Os bancos credores do Brasil lançaram ontem a sua mais forte crítica ao país desde o início das negociações da dívida externa no governo Collor. Querem o uso das reservas brasileiras como garantia do pagamento de juros em um novo contrato. A informação foi dada ontem, em Washington (EUA), pelo Institute of International Finance (IIF), organização privada que faz o papel de porta-voz dos bancos comerciais estrangeiros. O diretor- executivo do IIF, Horst Schullmann, disse que o desempenho passado do Brasil não permite aos bancos assinarem um acordo sem garantia do pagamento dos juros.
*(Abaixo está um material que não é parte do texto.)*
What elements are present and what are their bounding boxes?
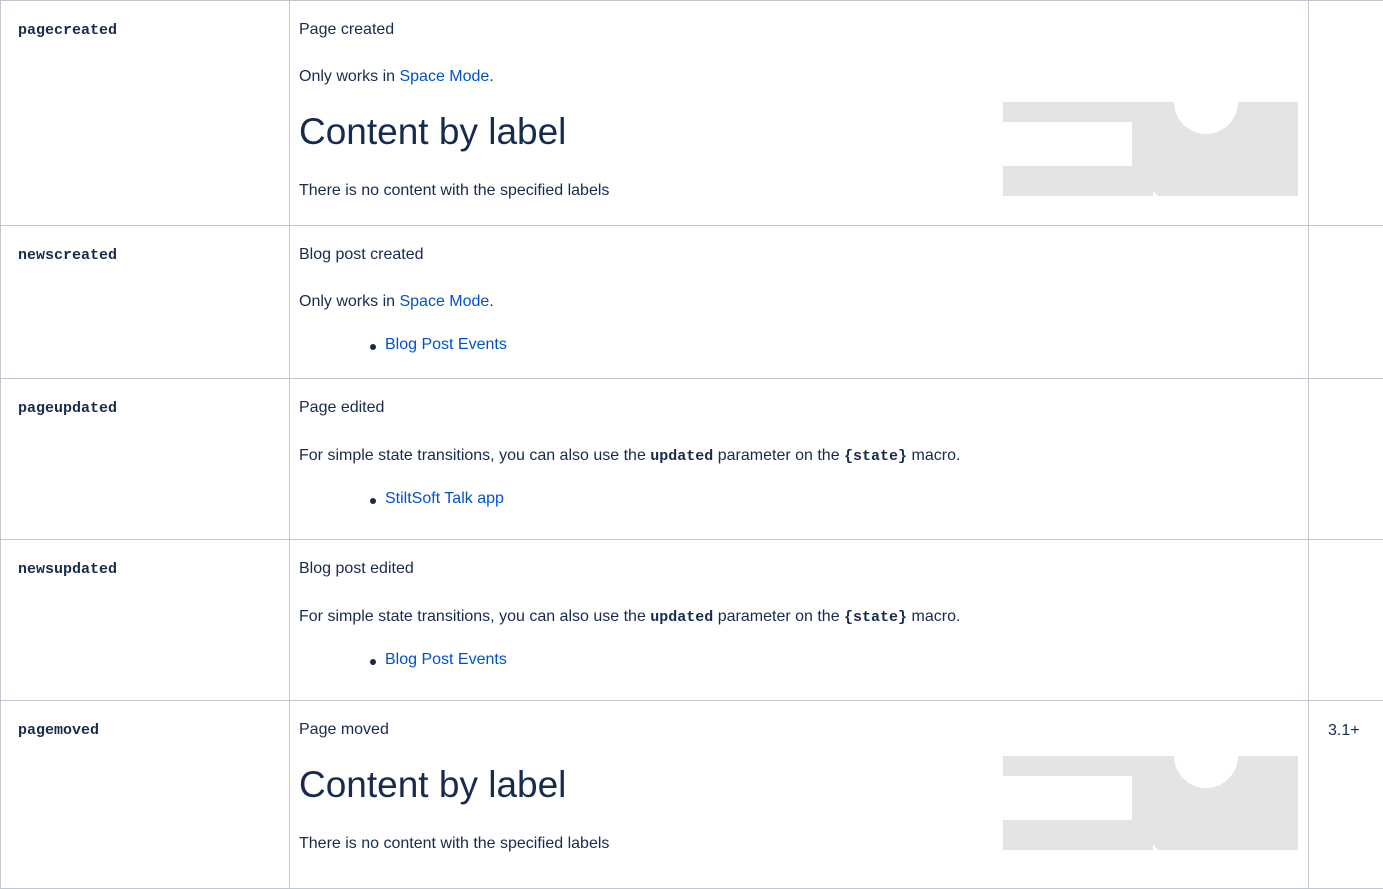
content-empty-message: There is no content with the specified l… bbox=[299, 835, 609, 853]
event-description-cell: Page edited For simple state transitions… bbox=[290, 379, 1309, 540]
version-cell bbox=[1309, 540, 1383, 701]
table-row: newscreated Blog post created Only works… bbox=[1, 226, 1383, 379]
list-item: StiltSoft Talk app bbox=[385, 490, 504, 508]
event-key-cell: pagemoved bbox=[1, 701, 290, 889]
event-description-cell: Blog post edited For simple state transi… bbox=[290, 540, 1309, 701]
state-transition-note: For simple state transitions, you can al… bbox=[299, 608, 960, 626]
list-item: Blog Post Events bbox=[385, 651, 507, 669]
table-row: pageupdated Page edited For simple state… bbox=[1, 379, 1383, 540]
event-key: newscreated bbox=[18, 247, 117, 264]
content-empty-message: There is no content with the specified l… bbox=[299, 182, 609, 200]
content-by-label-title: Content by label bbox=[299, 764, 566, 806]
version-cell bbox=[1309, 226, 1383, 379]
event-key-cell: newsupdated bbox=[1, 540, 290, 701]
event-title: Blog post created bbox=[299, 246, 424, 264]
bullet-icon bbox=[370, 659, 376, 665]
content-placeholder-graphic bbox=[1003, 102, 1298, 196]
updated-parameter-code: updated bbox=[650, 448, 713, 465]
version-cell bbox=[1309, 379, 1383, 540]
event-key-cell: pageupdated bbox=[1, 379, 290, 540]
content-by-label-title: Content by label bbox=[299, 111, 566, 153]
event-title: Page created bbox=[299, 21, 394, 39]
list-item: Blog Post Events bbox=[385, 336, 507, 354]
updated-parameter-code: updated bbox=[650, 609, 713, 626]
table-row: pagecreated Page created Only works in S… bbox=[1, 1, 1383, 226]
blog-post-events-link[interactable]: Blog Post Events bbox=[385, 336, 507, 353]
space-mode-link[interactable]: Space Mode bbox=[399, 293, 489, 310]
event-key-cell: pagecreated bbox=[1, 1, 290, 226]
version-label: 3.1+ bbox=[1328, 722, 1360, 740]
blog-post-events-link[interactable]: Blog Post Events bbox=[385, 651, 507, 668]
state-macro-code: {state} bbox=[844, 448, 907, 465]
bullet-icon bbox=[370, 498, 376, 504]
table-row: newsupdated Blog post edited For simple … bbox=[1, 540, 1383, 701]
event-key: pagemoved bbox=[18, 722, 99, 739]
event-title: Page moved bbox=[299, 721, 389, 739]
event-key: newsupdated bbox=[18, 561, 117, 578]
state-transition-note: For simple state transitions, you can al… bbox=[299, 447, 960, 465]
stiltsoft-talk-app-link[interactable]: StiltSoft Talk app bbox=[385, 490, 504, 507]
version-cell bbox=[1309, 1, 1383, 226]
space-mode-note: Only works in Space Mode. bbox=[299, 68, 494, 86]
space-mode-link[interactable]: Space Mode bbox=[399, 68, 489, 85]
space-mode-note: Only works in Space Mode. bbox=[299, 293, 494, 311]
event-key: pagecreated bbox=[18, 22, 117, 39]
event-description-cell: Page created Only works in Space Mode. C… bbox=[290, 1, 1309, 226]
version-cell: 3.1+ bbox=[1309, 701, 1383, 889]
event-key: pageupdated bbox=[18, 400, 117, 417]
event-title: Page edited bbox=[299, 399, 384, 417]
state-macro-code: {state} bbox=[844, 609, 907, 626]
table-row: pagemoved Page moved Content by label Th… bbox=[1, 701, 1383, 889]
content-placeholder-graphic bbox=[1003, 756, 1298, 850]
events-table: pagecreated Page created Only works in S… bbox=[0, 0, 1383, 889]
event-description-cell: Blog post created Only works in Space Mo… bbox=[290, 226, 1309, 379]
event-description-cell: Page moved Content by label There is no … bbox=[290, 701, 1309, 889]
event-title: Blog post edited bbox=[299, 560, 414, 578]
event-key-cell: newscreated bbox=[1, 226, 290, 379]
bullet-icon bbox=[370, 344, 376, 350]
Em setembro de 1988 o país assinou seu último contrato com os bancos internacionais. Três meses depois, parou de pagar regularmente. A situação está indefinida até hoje. O país tem o maior volume acumulado de juros atrasados do Terceiro Mundo-- US$9,2 bilhões, diz o IIF. O diretor-executivo do IIF recitou três condições a serem cumpridas tanto pelo Brasil quanto pela Argentina. A primeira diz respeito a uma espécie de "limpeza" do passado recente. "Os atrasos nos pagamentos são o primeiro inimigo de um país com relação à sua imagem", disse. A segunda condição é a necessidade de haver um firme compromisso de se fazer uma reforma estrutural e promover uma estabilização. E, segundo ele, para os banqueiros a evidência mais forte disso seria o acerto de um programa com o FMI (Fundo Monetário Internacional). O terceiro ponto diz respeito às garantias de pagamento. "Para nos dar tais garantias, o Brasil deve utilizar suas reservas cambiais; conseguir o máximo de dinheiro de organismos como o FMI, BIRD (Banco Mundial) e BID (Banco Interamericano de Desenvolvimento); e também obter dinheiro bilateral, como por exemplo do Japão. Com isso poderá obter um tratamento mais viável de sua dívida" (FSP) (O Globo).